Das Genfer Verbot bezieht sich also nur auf einen Zehntel des gesamten schweiz­weiten Werbe­um­satzes und trägt dazu bei, dass kommer­zi­elle Werbe­trei­bende nun wohl vermehrt auf Inse­rate in lokalen privaten Medien und auf Online­wer­bung auswei­chen werden. Die Tribune de Genève (Tamedia) und globale Inter­net­kon­zerne werden ihre Freude daran haben.

Ausserdem wird das Verbot nichts am Ausmass der Werbe­inve­sti­tionen der grössten inse­rat­schal­tenden Firmen Coop (374 Millionen Schweizer Franken im Jahr 2020) und Migros (196 Millionen) ändern. 

Der Genfer Entscheid ist Anlass, das Anliegen weiter­zu­tragen, es aber auf die Direkt‑, Internet- und Pres­se­wer­bung auszu­weiten und einen bundes­weiten Versuch zu seiner Umset­zung zu lancieren.

Dass sich das Verbot nur auf den öffent­li­chen Raum beschränkt und voraus­sicht­lich erst 2025 einge­führt wird – gut acht Jahre, nachdem die Initia­tive einge­reicht wurde – spricht Bände. Die immer schneller statt­fin­dende Verla­ge­rung von Werbung auf digi­tale Kanäle wird nicht berück­sich­tigt und die Politik lässt sich mit Entschei­dungen und Mass­nahmen zu viel Zeit.

Es bedürfte geziel­terer und schnel­lerer Verbote von kommer­zi­eller Werbung, die flächen­deckend – im öffent­li­chen Raum, online, im Fern­sehen, bei der Direkt­wer­bung – ange­wendet werden müssten. Vor allem bei Detail­han­dels­un­ter­nehmen wie Coop und Migros, deren Aufgabe in der Distri­bu­tion von Produkten des alltäg­li­chen Gebrau­ches liegt.
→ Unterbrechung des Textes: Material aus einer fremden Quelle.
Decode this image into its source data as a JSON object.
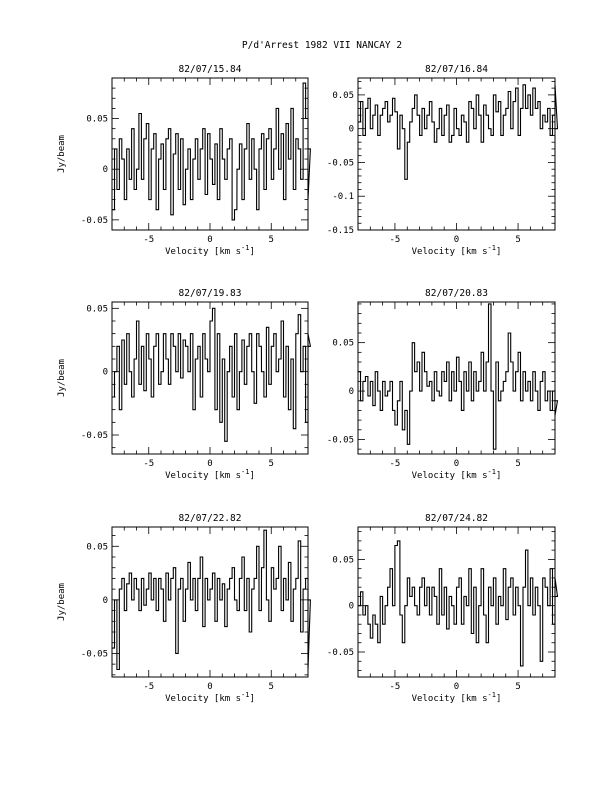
{
  "page_title": "P/d'Arrest 1982 VII   NANCAY      2",
  "chart_data": [
    {
      "type": "line",
      "title": "82/07/15.84",
      "xlabel": "Velocity [km s",
      "xlabel_sup": "-1",
      "xlabel_close": "]",
      "ylabel": "Jy/beam",
      "xlim": [
        -8,
        8
      ],
      "ylim": [
        -0.06,
        0.09
      ],
      "xticks": [
        -5,
        0,
        5
      ],
      "yticks": [
        -0.05,
        0,
        0.05
      ],
      "ytick_labels": [
        "-0.05",
        "0",
        "0.05"
      ],
      "x_start": -8,
      "x_step": 0.2,
      "values": [
        -0.04,
        0.02,
        -0.02,
        0.03,
        0.01,
        -0.03,
        0.02,
        -0.01,
        0.04,
        -0.02,
        0.0,
        0.055,
        -0.01,
        0.03,
        0.045,
        -0.03,
        0.02,
        0.035,
        -0.04,
        0.01,
        0.025,
        -0.02,
        0.03,
        0.04,
        -0.045,
        0.015,
        0.035,
        -0.02,
        0.03,
        -0.035,
        0.0,
        0.02,
        -0.03,
        0.01,
        0.03,
        -0.01,
        0.02,
        0.04,
        -0.025,
        0.035,
        0.01,
        -0.015,
        0.025,
        -0.03,
        0.04,
        0.01,
        -0.01,
        0.02,
        0.03,
        -0.05,
        -0.04,
        0.0,
        0.025,
        -0.03,
        0.02,
        0.045,
        -0.01,
        0.03,
        0.0,
        -0.04,
        0.02,
        0.035,
        -0.02,
        0.03,
        0.04,
        -0.01,
        0.02,
        0.06,
        0.0,
        0.035,
        -0.03,
        0.045,
        0.01,
        0.06,
        -0.02,
        0.03,
        0.02,
        -0.01,
        0.085,
        0.05,
        -0.03,
        0.02
      ]
    },
    {
      "type": "line",
      "title": "82/07/16.84",
      "xlabel": "Velocity [km s",
      "xlabel_sup": "-1",
      "xlabel_close": "]",
      "ylabel": "",
      "xlim": [
        -8,
        8
      ],
      "ylim": [
        -0.15,
        0.075
      ],
      "xticks": [
        -5,
        0,
        5
      ],
      "yticks": [
        -0.15,
        -0.1,
        -0.05,
        0,
        0.05
      ],
      "ytick_labels": [
        "-0.15",
        "-0.1",
        "-0.05",
        "0",
        "0.05"
      ],
      "x_start": -8,
      "x_step": 0.2,
      "values": [
        0.01,
        0.04,
        -0.01,
        0.03,
        0.045,
        0.0,
        0.02,
        0.035,
        -0.01,
        0.02,
        0.03,
        0.04,
        0.01,
        0.02,
        0.045,
        0.025,
        -0.03,
        0.02,
        0.0,
        -0.075,
        -0.02,
        0.01,
        0.03,
        0.05,
        0.02,
        -0.01,
        0.03,
        0.0,
        0.02,
        0.04,
        0.01,
        -0.02,
        0.0,
        0.03,
        -0.01,
        0.02,
        0.035,
        -0.02,
        -0.01,
        0.03,
        0.0,
        -0.01,
        0.02,
        0.01,
        -0.02,
        0.04,
        0.03,
        0.0,
        0.05,
        0.02,
        -0.02,
        0.035,
        0.02,
        0.0,
        -0.01,
        0.05,
        0.025,
        0.04,
        -0.01,
        0.02,
        0.03,
        0.055,
        0.0,
        0.04,
        0.06,
        -0.01,
        0.03,
        0.065,
        0.03,
        0.05,
        0.02,
        0.06,
        0.03,
        0.04,
        0.0,
        0.02,
        0.01,
        0.03,
        -0.01,
        0.02,
        0.065,
        0.0
      ]
    },
    {
      "type": "line",
      "title": "82/07/19.83",
      "xlabel": "Velocity [km s",
      "xlabel_sup": "-1",
      "xlabel_close": "]",
      "ylabel": "Jy/beam",
      "xlim": [
        -8,
        8
      ],
      "ylim": [
        -0.065,
        0.055
      ],
      "xticks": [
        -5,
        0,
        5
      ],
      "yticks": [
        -0.05,
        0,
        0.05
      ],
      "ytick_labels": [
        "-0.05",
        "0",
        "0.05"
      ],
      "x_start": -8,
      "x_step": 0.2,
      "values": [
        -0.02,
        0.0,
        0.02,
        -0.03,
        0.025,
        -0.01,
        0.03,
        0.0,
        -0.02,
        0.01,
        0.04,
        -0.01,
        0.02,
        -0.015,
        0.03,
        0.01,
        -0.02,
        0.02,
        0.03,
        -0.01,
        0.0,
        0.03,
        0.01,
        -0.01,
        0.03,
        0.02,
        0.0,
        0.03,
        -0.005,
        0.025,
        0.02,
        0.0,
        0.03,
        -0.03,
        0.01,
        0.02,
        -0.02,
        0.03,
        0.01,
        0.0,
        0.04,
        0.05,
        -0.03,
        0.03,
        -0.04,
        0.01,
        -0.055,
        0.0,
        0.02,
        -0.02,
        0.03,
        -0.03,
        0.0,
        0.025,
        -0.01,
        0.02,
        0.03,
        0.0,
        -0.025,
        0.03,
        0.02,
        0.0,
        -0.02,
        0.035,
        -0.01,
        0.02,
        0.03,
        0.0,
        0.01,
        0.04,
        -0.02,
        0.02,
        -0.03,
        0.01,
        -0.045,
        0.03,
        0.045,
        0.0,
        0.02,
        -0.04,
        0.03,
        0.02
      ]
    },
    {
      "type": "line",
      "title": "82/07/20.83",
      "xlabel": "Velocity [km s",
      "xlabel_sup": "-1",
      "xlabel_close": "]",
      "ylabel": "",
      "xlim": [
        -8,
        8
      ],
      "ylim": [
        -0.065,
        0.092
      ],
      "xticks": [
        -5,
        0,
        5
      ],
      "yticks": [
        -0.05,
        0,
        0.05
      ],
      "ytick_labels": [
        "-0.05",
        "0",
        "0.05"
      ],
      "x_start": -8,
      "x_step": 0.2,
      "values": [
        0.02,
        -0.01,
        0.01,
        0.015,
        -0.005,
        0.01,
        -0.015,
        0.02,
        0.0,
        -0.02,
        0.01,
        -0.005,
        0.0,
        0.01,
        -0.02,
        -0.035,
        -0.01,
        0.01,
        -0.04,
        -0.02,
        -0.055,
        0.0,
        0.05,
        0.02,
        0.03,
        0.0,
        0.04,
        0.02,
        0.005,
        0.01,
        -0.01,
        0.02,
        0.0,
        -0.005,
        0.02,
        0.01,
        0.03,
        -0.01,
        0.02,
        0.0,
        0.035,
        0.01,
        -0.02,
        0.02,
        0.0,
        0.03,
        -0.01,
        0.02,
        0.0,
        0.01,
        0.04,
        0.0,
        0.03,
        0.09,
        0.0,
        -0.06,
        0.03,
        -0.01,
        0.0,
        0.01,
        0.02,
        0.06,
        0.03,
        0.0,
        0.02,
        0.04,
        -0.01,
        0.02,
        0.0,
        0.01,
        -0.01,
        0.02,
        0.0,
        -0.02,
        0.01,
        0.02,
        -0.01,
        0.0,
        -0.02,
        0.0,
        -0.025,
        -0.01
      ]
    },
    {
      "type": "line",
      "title": "82/07/22.82",
      "xlabel": "Velocity [km s",
      "xlabel_sup": "-1",
      "xlabel_close": "]",
      "ylabel": "Jy/beam",
      "xlim": [
        -8,
        8
      ],
      "ylim": [
        -0.072,
        0.068
      ],
      "xticks": [
        -5,
        0,
        5
      ],
      "yticks": [
        -0.05,
        0,
        0.05
      ],
      "ytick_labels": [
        "-0.05",
        "0",
        "0.05"
      ],
      "x_start": -8,
      "x_step": 0.2,
      "values": [
        -0.045,
        0.0,
        -0.065,
        0.01,
        0.02,
        -0.01,
        0.015,
        0.025,
        0.0,
        0.02,
        0.01,
        -0.01,
        0.02,
        -0.005,
        0.01,
        0.025,
        0.0,
        0.02,
        -0.01,
        0.02,
        0.01,
        -0.02,
        0.025,
        0.0,
        0.02,
        0.03,
        -0.05,
        0.01,
        0.02,
        -0.02,
        0.01,
        0.035,
        0.0,
        0.02,
        -0.01,
        0.02,
        0.04,
        -0.025,
        0.02,
        0.0,
        0.01,
        0.025,
        -0.02,
        0.02,
        0.0,
        0.015,
        -0.025,
        0.01,
        0.02,
        0.03,
        0.0,
        -0.01,
        0.02,
        0.04,
        -0.01,
        0.02,
        -0.03,
        0.01,
        0.02,
        0.05,
        -0.01,
        0.03,
        0.065,
        0.0,
        -0.02,
        0.03,
        0.01,
        0.02,
        0.05,
        -0.01,
        0.02,
        0.0,
        0.035,
        -0.02,
        0.01,
        0.02,
        0.055,
        -0.03,
        0.01,
        0.02,
        -0.065,
        0.0
      ]
    },
    {
      "type": "line",
      "title": "82/07/24.82",
      "xlabel": "Velocity [km s",
      "xlabel_sup": "-1",
      "xlabel_close": "]",
      "ylabel": "",
      "xlim": [
        -8,
        8
      ],
      "ylim": [
        -0.077,
        0.085
      ],
      "xticks": [
        -5,
        0,
        5
      ],
      "yticks": [
        -0.05,
        0,
        0.05
      ],
      "ytick_labels": [
        "-0.05",
        "0",
        "0.05"
      ],
      "x_start": -8,
      "x_step": 0.2,
      "values": [
        0.0,
        0.015,
        -0.01,
        0.0,
        -0.02,
        -0.035,
        -0.01,
        -0.02,
        -0.04,
        0.01,
        -0.02,
        0.0,
        0.02,
        0.04,
        0.0,
        0.065,
        0.07,
        -0.01,
        -0.04,
        0.0,
        0.03,
        0.01,
        0.02,
        0.0,
        -0.01,
        0.02,
        0.03,
        0.0,
        0.02,
        -0.01,
        0.02,
        0.01,
        -0.02,
        0.04,
        -0.01,
        0.02,
        -0.025,
        0.01,
        0.0,
        -0.02,
        0.02,
        0.03,
        -0.02,
        0.01,
        0.0,
        0.04,
        -0.03,
        0.02,
        -0.04,
        0.0,
        0.04,
        -0.01,
        -0.04,
        0.02,
        0.0,
        0.03,
        -0.02,
        0.01,
        0.0,
        0.04,
        -0.015,
        0.02,
        0.03,
        -0.01,
        0.02,
        0.0,
        -0.065,
        0.02,
        0.06,
        0.0,
        0.03,
        -0.01,
        0.02,
        0.0,
        -0.06,
        0.03,
        0.02,
        0.0,
        0.04,
        -0.02,
        0.03,
        0.01
      ]
    }
  ]
}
Obwohl die Initia­tive das Problem der kommer­zi­ellen Werbung nicht grund­sätz­lich angeht, sondern es einfach auf andere Ebenen verla­gert, hat ihre Annahme trotzdem eine posi­tive Signal­wir­kung auf den Rest der Schweiz, da ähnliche Anliegen zuvor noch nie Zustim­mung erhielten. Der Parla­ments­ent­scheid zeigt, dass die kommer­zi­elle Werbung als Trieb­werk des Markt­li­be­ra­lismus auch hier­zu­lande mehr unter Beschuss gerät.

Der Genfer Entscheid ist Anlass, das Anliegen weiter­zu­tragen, es aber auf die Direkt‑, Internet- und Pres­se­wer­bung auszu­weiten und einen bundes­weiten Versuch zu seiner Umset­zung zu lancieren. Denn erst ein grund­sätz­li­ches und flächen­deckendes Verbot würde zu einer effi­zi­enten und wirkungs­vollen Einschrän­kung von kommer­zi­eller Werbung führen.